Bien sûr, si vous voulez vraiment vous promener dans les allées de la Boqueria, vous n’avez pas d’autre choix que de visiter la capitale catalane. Mais ce que vous pouvez faire, c’est la visiter en dehors de la haute saison. C’est plus agréable pour vous, moins stressant pour les habitants, moins contraignant pour les transports publics, et cela peut même vous faire économiser beaucoup d’argent. Et chaque fois que vous voyagez, essayez de faire en sorte que vos dépenses restent le plus possible dans un périmètre local. Payez les droits d’entrée dans les parcs nationaux pour vous assurer que votre visite contribue à la protection de l’environnement, séjournez dans des auberges et établissements familiaux, mangez dans des restaurants locaux et faites des excursions avec des guides locaux.

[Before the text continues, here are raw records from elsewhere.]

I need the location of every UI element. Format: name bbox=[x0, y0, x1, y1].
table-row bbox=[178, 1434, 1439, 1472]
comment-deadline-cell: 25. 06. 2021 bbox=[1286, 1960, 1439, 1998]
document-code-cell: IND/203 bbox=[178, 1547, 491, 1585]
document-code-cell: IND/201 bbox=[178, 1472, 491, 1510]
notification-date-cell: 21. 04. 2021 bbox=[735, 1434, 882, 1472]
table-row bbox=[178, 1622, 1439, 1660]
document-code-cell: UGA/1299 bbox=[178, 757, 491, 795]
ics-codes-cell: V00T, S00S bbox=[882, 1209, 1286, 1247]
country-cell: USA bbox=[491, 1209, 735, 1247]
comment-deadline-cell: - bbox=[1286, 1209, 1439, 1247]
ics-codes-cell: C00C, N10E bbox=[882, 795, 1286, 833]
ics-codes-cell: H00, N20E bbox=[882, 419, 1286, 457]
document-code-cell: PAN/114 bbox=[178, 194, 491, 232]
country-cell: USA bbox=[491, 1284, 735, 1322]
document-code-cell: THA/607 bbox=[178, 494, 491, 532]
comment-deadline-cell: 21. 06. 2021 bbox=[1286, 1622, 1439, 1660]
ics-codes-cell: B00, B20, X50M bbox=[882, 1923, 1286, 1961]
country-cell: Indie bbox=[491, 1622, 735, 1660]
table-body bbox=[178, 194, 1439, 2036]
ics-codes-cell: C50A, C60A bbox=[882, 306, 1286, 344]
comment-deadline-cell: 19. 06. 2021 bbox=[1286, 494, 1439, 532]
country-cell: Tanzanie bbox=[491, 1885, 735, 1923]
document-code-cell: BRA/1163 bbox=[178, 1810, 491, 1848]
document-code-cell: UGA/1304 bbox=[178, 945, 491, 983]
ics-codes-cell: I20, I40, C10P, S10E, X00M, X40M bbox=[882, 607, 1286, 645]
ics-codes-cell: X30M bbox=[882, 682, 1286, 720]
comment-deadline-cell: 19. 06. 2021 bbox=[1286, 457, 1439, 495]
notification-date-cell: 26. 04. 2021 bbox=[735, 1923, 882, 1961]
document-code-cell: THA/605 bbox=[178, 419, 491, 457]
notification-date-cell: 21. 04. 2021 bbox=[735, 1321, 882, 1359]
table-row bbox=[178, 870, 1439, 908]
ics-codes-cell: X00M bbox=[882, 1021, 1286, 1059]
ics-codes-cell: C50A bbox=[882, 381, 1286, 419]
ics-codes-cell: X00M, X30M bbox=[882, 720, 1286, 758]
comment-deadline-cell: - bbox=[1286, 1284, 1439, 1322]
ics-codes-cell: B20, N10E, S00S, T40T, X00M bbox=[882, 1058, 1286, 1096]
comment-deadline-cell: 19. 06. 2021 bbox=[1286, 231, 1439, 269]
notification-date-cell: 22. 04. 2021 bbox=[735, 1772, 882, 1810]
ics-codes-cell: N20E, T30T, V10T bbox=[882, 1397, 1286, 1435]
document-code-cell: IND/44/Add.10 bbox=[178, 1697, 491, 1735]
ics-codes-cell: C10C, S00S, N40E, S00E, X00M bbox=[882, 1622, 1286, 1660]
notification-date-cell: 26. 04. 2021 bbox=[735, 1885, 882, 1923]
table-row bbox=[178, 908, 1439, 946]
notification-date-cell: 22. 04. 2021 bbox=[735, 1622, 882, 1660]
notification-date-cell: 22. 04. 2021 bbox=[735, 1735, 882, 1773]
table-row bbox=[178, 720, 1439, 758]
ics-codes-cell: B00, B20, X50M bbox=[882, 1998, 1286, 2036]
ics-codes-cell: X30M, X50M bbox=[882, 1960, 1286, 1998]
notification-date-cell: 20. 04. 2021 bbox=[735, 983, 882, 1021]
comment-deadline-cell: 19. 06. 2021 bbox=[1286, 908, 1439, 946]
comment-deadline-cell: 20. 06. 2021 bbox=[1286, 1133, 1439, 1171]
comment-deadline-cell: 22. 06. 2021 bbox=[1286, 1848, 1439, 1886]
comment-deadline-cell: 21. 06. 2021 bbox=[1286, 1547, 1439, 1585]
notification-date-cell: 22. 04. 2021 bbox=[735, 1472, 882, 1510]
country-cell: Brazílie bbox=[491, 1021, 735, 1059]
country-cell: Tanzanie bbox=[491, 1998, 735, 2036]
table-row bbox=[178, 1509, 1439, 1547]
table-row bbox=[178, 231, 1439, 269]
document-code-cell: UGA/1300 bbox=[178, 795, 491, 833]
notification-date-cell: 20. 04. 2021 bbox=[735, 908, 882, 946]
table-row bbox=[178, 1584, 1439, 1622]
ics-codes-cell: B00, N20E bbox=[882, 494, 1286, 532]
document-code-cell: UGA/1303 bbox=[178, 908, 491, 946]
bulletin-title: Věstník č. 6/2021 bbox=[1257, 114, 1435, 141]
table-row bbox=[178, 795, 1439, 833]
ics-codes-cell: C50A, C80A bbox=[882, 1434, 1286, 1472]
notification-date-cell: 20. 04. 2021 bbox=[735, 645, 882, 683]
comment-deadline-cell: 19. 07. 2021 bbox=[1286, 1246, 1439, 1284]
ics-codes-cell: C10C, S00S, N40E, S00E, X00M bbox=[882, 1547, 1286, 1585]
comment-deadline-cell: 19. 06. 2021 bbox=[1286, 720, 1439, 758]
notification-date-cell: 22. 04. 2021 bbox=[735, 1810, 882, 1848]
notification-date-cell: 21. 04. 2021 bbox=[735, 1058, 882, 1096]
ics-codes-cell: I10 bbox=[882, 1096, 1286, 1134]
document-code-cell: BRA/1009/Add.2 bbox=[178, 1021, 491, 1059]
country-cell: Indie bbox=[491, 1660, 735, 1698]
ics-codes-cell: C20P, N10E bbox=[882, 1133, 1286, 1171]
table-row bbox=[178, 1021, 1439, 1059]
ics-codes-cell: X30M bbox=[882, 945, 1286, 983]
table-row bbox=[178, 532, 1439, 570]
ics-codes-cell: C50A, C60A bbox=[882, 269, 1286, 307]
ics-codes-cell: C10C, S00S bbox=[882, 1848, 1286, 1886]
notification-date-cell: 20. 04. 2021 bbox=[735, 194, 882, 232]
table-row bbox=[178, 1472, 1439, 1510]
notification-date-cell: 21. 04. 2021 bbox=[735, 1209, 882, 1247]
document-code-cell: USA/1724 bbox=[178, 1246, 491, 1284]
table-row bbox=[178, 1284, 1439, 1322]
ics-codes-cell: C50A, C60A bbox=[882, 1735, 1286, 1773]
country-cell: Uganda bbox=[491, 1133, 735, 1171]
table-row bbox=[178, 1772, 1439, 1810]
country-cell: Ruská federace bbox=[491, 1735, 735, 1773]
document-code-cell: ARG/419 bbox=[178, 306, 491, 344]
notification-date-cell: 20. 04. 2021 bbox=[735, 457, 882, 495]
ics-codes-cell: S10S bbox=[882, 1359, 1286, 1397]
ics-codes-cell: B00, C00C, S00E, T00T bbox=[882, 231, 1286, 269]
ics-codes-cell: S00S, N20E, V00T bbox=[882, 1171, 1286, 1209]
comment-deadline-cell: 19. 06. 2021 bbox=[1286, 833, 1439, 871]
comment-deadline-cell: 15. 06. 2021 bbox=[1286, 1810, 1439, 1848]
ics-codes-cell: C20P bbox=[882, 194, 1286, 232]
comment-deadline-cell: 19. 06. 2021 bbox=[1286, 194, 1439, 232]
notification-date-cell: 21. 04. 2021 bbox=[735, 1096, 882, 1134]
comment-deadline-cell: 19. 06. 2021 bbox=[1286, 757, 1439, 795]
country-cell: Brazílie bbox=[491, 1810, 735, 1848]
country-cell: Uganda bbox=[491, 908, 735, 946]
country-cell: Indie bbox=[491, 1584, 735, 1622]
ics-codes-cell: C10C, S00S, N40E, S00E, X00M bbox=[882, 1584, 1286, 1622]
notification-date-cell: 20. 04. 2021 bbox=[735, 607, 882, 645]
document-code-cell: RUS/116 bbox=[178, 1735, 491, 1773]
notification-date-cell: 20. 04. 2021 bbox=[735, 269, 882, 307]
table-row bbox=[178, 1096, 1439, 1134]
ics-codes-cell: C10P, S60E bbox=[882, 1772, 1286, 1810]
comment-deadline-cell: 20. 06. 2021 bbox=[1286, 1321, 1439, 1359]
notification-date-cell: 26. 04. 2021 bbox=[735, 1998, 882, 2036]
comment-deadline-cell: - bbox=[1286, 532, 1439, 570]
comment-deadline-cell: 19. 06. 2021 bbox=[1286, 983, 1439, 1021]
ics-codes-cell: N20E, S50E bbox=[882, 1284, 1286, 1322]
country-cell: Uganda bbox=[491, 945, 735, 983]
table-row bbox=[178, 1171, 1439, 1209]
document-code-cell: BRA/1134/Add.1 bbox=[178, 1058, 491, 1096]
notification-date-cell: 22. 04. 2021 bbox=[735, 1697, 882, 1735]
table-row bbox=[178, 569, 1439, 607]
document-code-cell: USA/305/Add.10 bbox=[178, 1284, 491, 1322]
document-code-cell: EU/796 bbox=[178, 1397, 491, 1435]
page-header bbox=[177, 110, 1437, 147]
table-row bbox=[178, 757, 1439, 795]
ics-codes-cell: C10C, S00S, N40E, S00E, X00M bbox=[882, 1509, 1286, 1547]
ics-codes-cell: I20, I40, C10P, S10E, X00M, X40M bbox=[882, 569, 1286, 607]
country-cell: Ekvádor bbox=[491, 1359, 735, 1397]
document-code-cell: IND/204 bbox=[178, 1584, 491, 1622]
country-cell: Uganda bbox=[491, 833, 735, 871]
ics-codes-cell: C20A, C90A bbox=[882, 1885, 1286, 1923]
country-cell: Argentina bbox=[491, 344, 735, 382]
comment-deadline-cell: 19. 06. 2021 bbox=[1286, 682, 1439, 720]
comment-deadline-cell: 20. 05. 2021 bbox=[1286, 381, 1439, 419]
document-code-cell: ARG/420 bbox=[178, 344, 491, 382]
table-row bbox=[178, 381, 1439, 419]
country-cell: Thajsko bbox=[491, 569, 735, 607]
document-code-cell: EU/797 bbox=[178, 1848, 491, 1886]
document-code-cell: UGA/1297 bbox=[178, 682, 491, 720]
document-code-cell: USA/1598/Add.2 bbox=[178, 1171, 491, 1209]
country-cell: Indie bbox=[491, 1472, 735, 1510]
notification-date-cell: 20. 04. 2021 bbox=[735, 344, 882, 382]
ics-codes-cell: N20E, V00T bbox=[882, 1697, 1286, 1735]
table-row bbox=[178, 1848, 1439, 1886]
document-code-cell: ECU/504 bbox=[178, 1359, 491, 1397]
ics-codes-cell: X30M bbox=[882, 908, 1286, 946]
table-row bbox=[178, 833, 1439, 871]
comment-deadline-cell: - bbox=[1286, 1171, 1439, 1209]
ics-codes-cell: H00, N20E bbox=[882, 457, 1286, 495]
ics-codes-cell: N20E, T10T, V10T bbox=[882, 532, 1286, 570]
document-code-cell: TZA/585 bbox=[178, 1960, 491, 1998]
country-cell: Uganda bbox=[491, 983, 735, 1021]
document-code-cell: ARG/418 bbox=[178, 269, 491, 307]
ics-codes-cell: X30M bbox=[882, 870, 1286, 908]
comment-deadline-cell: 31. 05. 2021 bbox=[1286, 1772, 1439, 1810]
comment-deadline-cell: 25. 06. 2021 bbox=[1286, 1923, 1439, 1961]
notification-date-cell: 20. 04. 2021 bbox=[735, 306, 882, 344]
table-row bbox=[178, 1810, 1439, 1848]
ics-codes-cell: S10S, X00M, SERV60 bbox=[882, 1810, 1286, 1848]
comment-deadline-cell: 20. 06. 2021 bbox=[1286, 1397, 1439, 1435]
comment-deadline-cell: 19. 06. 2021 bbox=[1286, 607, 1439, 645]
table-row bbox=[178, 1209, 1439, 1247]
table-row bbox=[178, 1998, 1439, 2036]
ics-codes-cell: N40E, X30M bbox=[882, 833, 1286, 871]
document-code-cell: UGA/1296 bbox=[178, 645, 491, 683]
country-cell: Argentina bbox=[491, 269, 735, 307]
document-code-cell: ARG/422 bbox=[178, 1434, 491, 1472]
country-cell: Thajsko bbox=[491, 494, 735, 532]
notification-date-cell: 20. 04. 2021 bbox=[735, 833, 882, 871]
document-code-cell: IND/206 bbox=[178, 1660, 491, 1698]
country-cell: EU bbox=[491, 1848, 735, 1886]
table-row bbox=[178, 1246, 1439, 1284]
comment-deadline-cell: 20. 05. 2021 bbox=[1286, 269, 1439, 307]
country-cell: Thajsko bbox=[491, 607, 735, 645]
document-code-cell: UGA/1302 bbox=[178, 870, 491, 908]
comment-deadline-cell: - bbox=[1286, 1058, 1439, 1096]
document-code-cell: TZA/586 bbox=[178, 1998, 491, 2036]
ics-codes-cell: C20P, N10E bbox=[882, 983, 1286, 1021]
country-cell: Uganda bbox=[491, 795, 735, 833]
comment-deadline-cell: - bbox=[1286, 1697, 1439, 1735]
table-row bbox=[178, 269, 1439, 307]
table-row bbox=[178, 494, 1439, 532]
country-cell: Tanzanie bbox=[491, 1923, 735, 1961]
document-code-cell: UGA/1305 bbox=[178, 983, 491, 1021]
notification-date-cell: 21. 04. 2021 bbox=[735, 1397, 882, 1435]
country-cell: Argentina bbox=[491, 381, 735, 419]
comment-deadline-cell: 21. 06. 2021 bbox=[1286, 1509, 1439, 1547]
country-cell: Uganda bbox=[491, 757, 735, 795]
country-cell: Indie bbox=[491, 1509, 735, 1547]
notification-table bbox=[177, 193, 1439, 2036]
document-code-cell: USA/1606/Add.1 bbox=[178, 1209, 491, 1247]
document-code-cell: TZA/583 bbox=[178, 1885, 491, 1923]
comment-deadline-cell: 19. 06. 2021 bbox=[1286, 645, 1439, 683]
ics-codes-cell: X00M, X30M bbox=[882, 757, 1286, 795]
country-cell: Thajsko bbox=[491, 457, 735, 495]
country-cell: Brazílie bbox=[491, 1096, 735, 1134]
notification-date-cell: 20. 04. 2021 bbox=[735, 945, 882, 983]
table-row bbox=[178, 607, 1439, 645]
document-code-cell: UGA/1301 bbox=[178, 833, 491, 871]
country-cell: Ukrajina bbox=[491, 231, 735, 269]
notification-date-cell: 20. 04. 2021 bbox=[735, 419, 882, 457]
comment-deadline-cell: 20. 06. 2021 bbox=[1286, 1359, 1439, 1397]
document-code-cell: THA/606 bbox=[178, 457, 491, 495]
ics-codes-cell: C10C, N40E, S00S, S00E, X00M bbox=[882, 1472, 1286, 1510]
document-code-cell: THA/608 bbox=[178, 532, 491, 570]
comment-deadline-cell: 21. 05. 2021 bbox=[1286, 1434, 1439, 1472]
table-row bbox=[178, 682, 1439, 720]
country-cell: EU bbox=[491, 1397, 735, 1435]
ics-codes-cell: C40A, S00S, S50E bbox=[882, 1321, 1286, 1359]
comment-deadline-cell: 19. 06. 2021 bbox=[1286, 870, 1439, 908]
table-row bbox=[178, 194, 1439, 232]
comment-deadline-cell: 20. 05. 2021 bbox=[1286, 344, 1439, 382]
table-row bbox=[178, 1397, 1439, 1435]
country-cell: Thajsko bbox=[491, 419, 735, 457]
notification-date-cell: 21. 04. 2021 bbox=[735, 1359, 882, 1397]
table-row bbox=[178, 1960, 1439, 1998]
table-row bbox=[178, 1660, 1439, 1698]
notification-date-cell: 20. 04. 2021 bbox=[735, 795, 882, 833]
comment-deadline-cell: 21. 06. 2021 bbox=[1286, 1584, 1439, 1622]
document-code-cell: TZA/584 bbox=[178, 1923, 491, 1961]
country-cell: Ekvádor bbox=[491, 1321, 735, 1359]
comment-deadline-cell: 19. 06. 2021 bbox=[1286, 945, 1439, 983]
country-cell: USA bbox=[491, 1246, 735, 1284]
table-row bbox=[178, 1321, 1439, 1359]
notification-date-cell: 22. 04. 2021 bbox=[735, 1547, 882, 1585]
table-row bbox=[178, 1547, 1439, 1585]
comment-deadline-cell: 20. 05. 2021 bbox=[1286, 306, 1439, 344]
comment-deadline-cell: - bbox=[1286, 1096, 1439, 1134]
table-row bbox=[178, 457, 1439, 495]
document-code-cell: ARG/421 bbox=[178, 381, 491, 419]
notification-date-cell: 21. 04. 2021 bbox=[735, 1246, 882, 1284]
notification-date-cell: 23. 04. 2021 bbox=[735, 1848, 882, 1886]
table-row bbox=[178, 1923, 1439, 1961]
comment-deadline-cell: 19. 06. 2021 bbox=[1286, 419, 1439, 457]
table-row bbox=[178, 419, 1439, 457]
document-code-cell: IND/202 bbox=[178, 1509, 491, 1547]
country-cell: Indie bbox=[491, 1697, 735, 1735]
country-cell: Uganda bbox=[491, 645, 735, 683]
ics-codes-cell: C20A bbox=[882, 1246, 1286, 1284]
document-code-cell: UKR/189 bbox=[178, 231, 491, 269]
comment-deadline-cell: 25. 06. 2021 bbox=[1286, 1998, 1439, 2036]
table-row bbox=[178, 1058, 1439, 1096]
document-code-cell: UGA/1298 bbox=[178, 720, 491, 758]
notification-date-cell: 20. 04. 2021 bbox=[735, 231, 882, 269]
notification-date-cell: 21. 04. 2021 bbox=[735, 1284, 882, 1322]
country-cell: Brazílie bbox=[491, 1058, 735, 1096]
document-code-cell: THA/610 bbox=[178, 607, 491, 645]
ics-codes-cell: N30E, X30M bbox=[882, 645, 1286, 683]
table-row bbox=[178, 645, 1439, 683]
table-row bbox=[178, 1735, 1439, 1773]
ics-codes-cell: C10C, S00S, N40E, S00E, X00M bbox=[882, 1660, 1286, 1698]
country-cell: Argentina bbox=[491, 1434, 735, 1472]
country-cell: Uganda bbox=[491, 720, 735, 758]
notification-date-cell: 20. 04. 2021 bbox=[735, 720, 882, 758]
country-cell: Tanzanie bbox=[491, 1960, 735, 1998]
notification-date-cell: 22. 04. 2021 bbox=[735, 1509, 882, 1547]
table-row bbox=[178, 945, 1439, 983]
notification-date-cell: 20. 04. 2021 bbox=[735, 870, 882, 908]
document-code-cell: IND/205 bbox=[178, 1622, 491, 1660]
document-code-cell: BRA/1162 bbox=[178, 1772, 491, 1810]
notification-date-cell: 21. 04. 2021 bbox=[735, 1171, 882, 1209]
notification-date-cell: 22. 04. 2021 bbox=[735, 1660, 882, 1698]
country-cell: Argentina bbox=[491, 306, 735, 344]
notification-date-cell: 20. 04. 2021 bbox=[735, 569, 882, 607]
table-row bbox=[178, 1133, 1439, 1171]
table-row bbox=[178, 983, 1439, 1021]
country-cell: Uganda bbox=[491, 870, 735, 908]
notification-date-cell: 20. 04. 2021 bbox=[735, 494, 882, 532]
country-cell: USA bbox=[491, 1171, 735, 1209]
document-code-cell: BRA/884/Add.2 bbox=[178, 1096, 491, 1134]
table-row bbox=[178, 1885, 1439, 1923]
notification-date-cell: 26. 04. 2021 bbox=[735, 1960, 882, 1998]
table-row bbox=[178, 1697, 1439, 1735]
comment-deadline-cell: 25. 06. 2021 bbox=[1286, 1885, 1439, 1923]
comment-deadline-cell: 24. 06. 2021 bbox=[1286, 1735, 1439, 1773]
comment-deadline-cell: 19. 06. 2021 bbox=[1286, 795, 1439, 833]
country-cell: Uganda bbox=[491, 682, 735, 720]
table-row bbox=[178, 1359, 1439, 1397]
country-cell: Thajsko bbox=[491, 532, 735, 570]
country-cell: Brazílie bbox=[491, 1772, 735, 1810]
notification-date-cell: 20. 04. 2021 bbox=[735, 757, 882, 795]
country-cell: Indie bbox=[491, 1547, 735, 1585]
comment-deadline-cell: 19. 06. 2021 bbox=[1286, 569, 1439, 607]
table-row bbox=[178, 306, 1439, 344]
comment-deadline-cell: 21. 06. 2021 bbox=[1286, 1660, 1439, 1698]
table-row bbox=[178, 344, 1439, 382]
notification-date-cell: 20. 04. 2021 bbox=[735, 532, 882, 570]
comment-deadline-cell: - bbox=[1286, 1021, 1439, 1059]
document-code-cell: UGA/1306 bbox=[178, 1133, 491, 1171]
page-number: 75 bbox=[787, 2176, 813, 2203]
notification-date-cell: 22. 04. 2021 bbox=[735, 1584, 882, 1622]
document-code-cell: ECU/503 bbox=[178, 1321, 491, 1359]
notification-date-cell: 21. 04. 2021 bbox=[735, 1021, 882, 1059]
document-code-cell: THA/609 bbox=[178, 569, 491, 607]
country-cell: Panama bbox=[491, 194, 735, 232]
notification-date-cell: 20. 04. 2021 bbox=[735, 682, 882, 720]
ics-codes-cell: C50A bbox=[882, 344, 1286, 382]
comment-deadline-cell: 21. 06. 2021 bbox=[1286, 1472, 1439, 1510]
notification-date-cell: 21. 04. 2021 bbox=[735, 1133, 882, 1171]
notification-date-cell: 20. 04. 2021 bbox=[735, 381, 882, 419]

Le tourisme peut toujours être une force positive, et il est important de veiller à ce que les habitants, les habitats et la faune locale bénéficient de votre présence. Voyager de manière responsable, en petit nombre, ne permet pas seulement d’éviter le sur-tourisme. Il permettra d’établir aussi des liens plus étroits avec les habitants et les modes de vie locaux, pour une expérience de vacances beaucoup plus authentique.